I was considering these costs sitting in my own car, as we crawled towards the Dartford Crossing today on the M25, shuffling forwards to pay our £2 toll. The Dartford Crossing, with its levy for users, is a somewhat singular type of highway in the UK, a country that has traditionally abhorred the idea of road taxes paid at the point of consumption. But when Parliament created the holding company to build the final phase of this river crossing - the Queen Elizabeth II Bridge, opened in 1991 - they granted them a 20 year licence to collect revenue. It was naively expected that the government of the day would scrap the toll once the debt had been repaid and a suitable maintenance fund had been accumulated, which was deemed to have occurred on 31 March 2002. 

But here's the cunning bit. They were allowed to carry on charging the toll, because they stopped calling it a toll. Under an unnoticed clause of the 2000 Transport Act, they could create the catchily-titled "A282 Trunk Road (Dartford-Thurrock Crossing charging scheme) Order 2002" that allowed the continuation of the crossing fee, because it officially became a charge and not a toll, as of 1 April 2003. The underlying reasoning here being, like a dog barking in a neighbour's yard, once people get used to something, eventually they stop noticing it.

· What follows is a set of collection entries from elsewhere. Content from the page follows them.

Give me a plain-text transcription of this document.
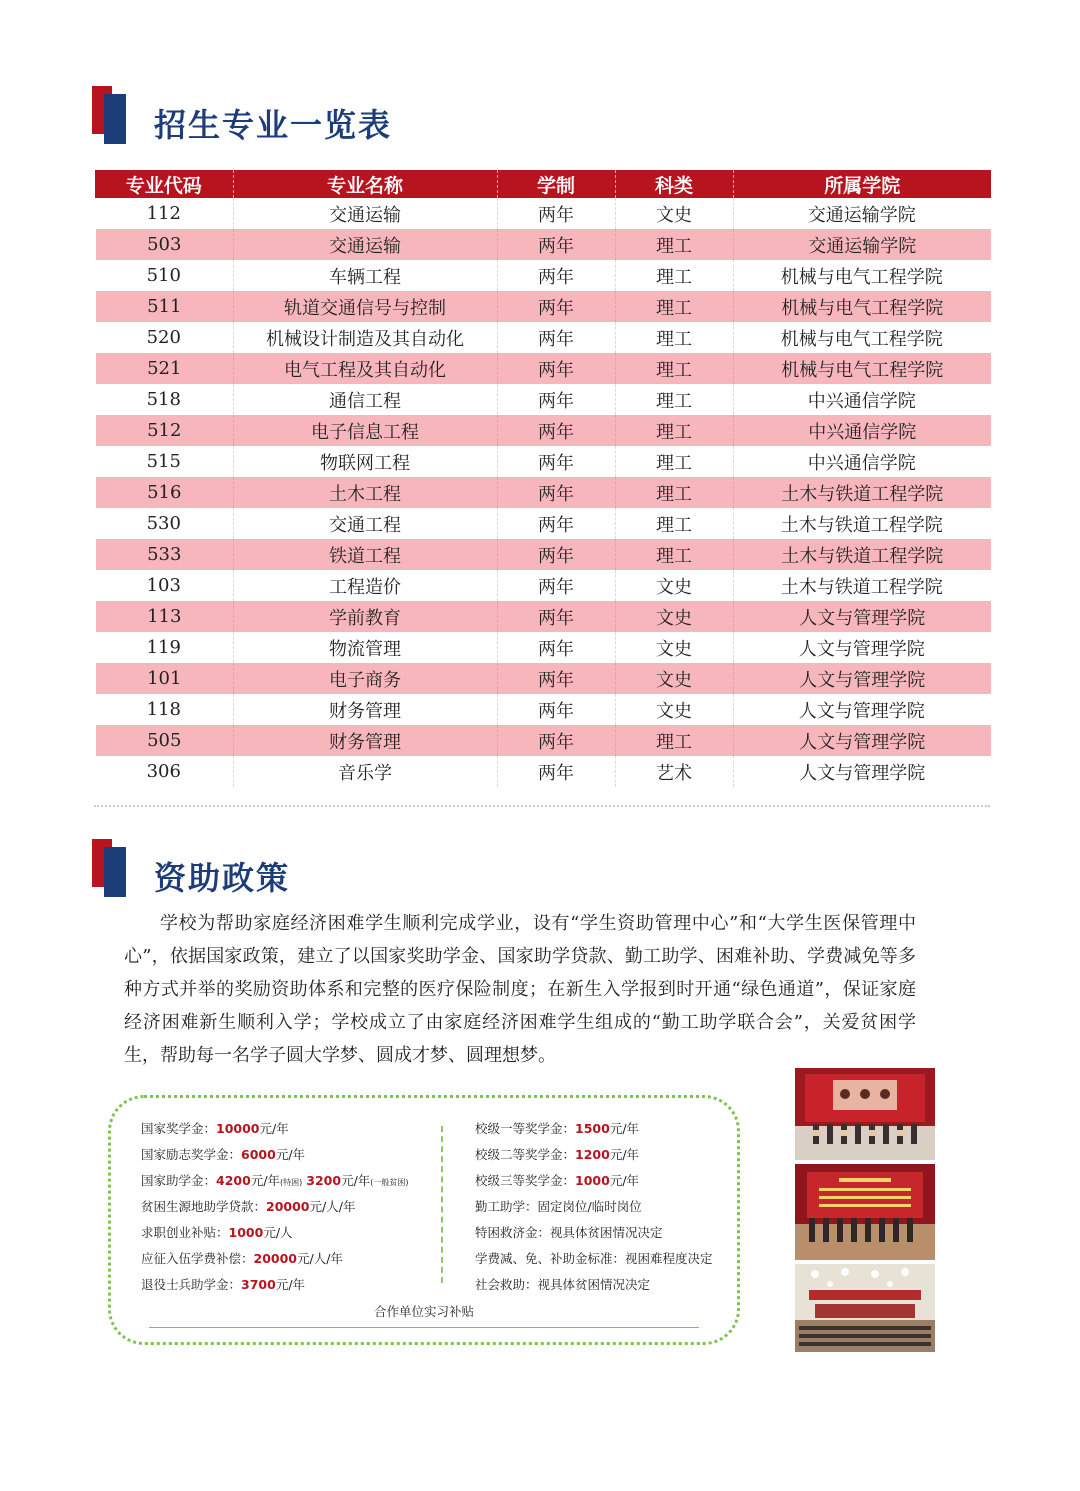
招生专业一览表
专业代码	专业名称	学制	科类	所属学院
112	交通运输	两年	文史	交通运输学院
503	交通运输	两年	理工	交通运输学院
510	车辆工程	两年	理工	机械与电气工程学院
511	轨道交通信号与控制	两年	理工	机械与电气工程学院
520	机械设计制造及其自动化	两年	理工	机械与电气工程学院
521	电气工程及其自动化	两年	理工	机械与电气工程学院
518	通信工程	两年	理工	中兴通信学院
512	电子信息工程	两年	理工	中兴通信学院
515	物联网工程	两年	理工	中兴通信学院
516	土木工程	两年	理工	土木与铁道工程学院
530	交通工程	两年	理工	土木与铁道工程学院
533	铁道工程	两年	理工	土木与铁道工程学院
103	工程造价	两年	文史	土木与铁道工程学院
113	学前教育	两年	文史	人文与管理学院
119	物流管理	两年	文史	人文与管理学院
101	电子商务	两年	文史	人文与管理学院
118	财务管理	两年	文史	人文与管理学院
505	财务管理	两年	理工	人文与管理学院
306	音乐学	两年	艺术	人文与管理学院
资助政策

学校为帮助家庭经济困难学生顺利完成学业，设有“学生资助管理中心”和“大学生医保管理中心”，依据国家政策，建立了以国家奖助学金、国家助学贷款、勤工助学、困难补助、学费减免等多种方式并举的奖励资助体系和完整的医疗保险制度；在新生入学报到时开通“绿色通道”，保证家庭经济困难新生顺利入学；学校成立了由家庭经济困难学生组成的“勤工助学联合会”，关爱贫困学生，帮助每一名学子圆大学梦、圆成才梦、圆理想梦。

国家奖学金：10000元/年
国家励志奖学金：6000元/年
国家助学金：4200元/年(特困) 3200元/年(一般贫困)
贫困生源地助学贷款：20000元/人/年
求职创业补贴：1000元/人
应征入伍学费补偿：20000元/人/年
退役士兵助学金：3700元/年
校级一等奖学金：1500元/年
校级二等奖学金：1200元/年
校级三等奖学金：1000元/年
勤工助学：固定岗位/临时岗位
特困救济金：视具体贫困情况决定
学费减、免、补助金标准：视困难程度决定
社会救助：视具体贫困情况决定
合作单位实习补贴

So more than 2 years after the expiry of the original toll concession period, they continue to pocket a toll. I mean a charge. Plus ca change, plus c'est la exact change please...

From a productivity point of view this creates a dilemma for the government. The Dartford Crossing is very much a part of the £8bn problem of economic inefficiency - and one that is deliberately created in order to raise revenue. There is nothing accidental or random about the travel delays caused to some 50 million journeys every year; in effect, the £100m or so raised is an indirect subsidy by motorists to the cost of economic underperformance. How much money would be injected into the UK economy by removing the tollgates and letting the traffic run freely? Sir Rod Eddington, in a 2006 report for the DfT, estimated a total closure of a single junction of the M25 cost the economy about £64,000 per hour. What's the opportunity cost of that congestion vs the value of the tolls to the Exchequer?

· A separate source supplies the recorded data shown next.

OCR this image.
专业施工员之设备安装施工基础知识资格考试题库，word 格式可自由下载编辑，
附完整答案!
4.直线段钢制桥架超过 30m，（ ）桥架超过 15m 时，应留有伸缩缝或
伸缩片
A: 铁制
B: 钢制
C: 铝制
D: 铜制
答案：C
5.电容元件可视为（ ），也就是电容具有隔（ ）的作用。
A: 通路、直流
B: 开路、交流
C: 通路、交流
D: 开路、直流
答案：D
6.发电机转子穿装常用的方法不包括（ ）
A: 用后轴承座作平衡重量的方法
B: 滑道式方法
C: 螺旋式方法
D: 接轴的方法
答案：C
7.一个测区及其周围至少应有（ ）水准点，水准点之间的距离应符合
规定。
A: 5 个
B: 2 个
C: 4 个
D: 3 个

A similar problem dogs the controversial HS2 rail link, which came under further attack last week when a report by the Institute of Economic Affairs claimed the actual cost could reach £80bn. Even if we accept the government's assurances that costs will rise no higher than £42bn, their own calculations have promised a mere £48.2bn of economic gain over an unspecified period of time. A highly likely slip of a mere 15% to the budget will wipe out any overall profit.

Maybe, as a backstop measure, the government can look to the example of Dartford to recoup some of the costs, by installing toll booths across the HS2 tracks south of Birmingham, and passengers can file through the train to pop a £1 coin into the coin buckets each time they pass through? This would obviously reduce some of the economic benefits to the country, but would provide some much-needed revenue to fill the government's coffers. In fact, it would probably negate any economic gains to be made, once the construction itself had stopped, but, as they found at Dartford, no matter how inconsistent it may be to levy a random tax, after a while people don't really notice that sort of thing when you have no choice in whether to pay.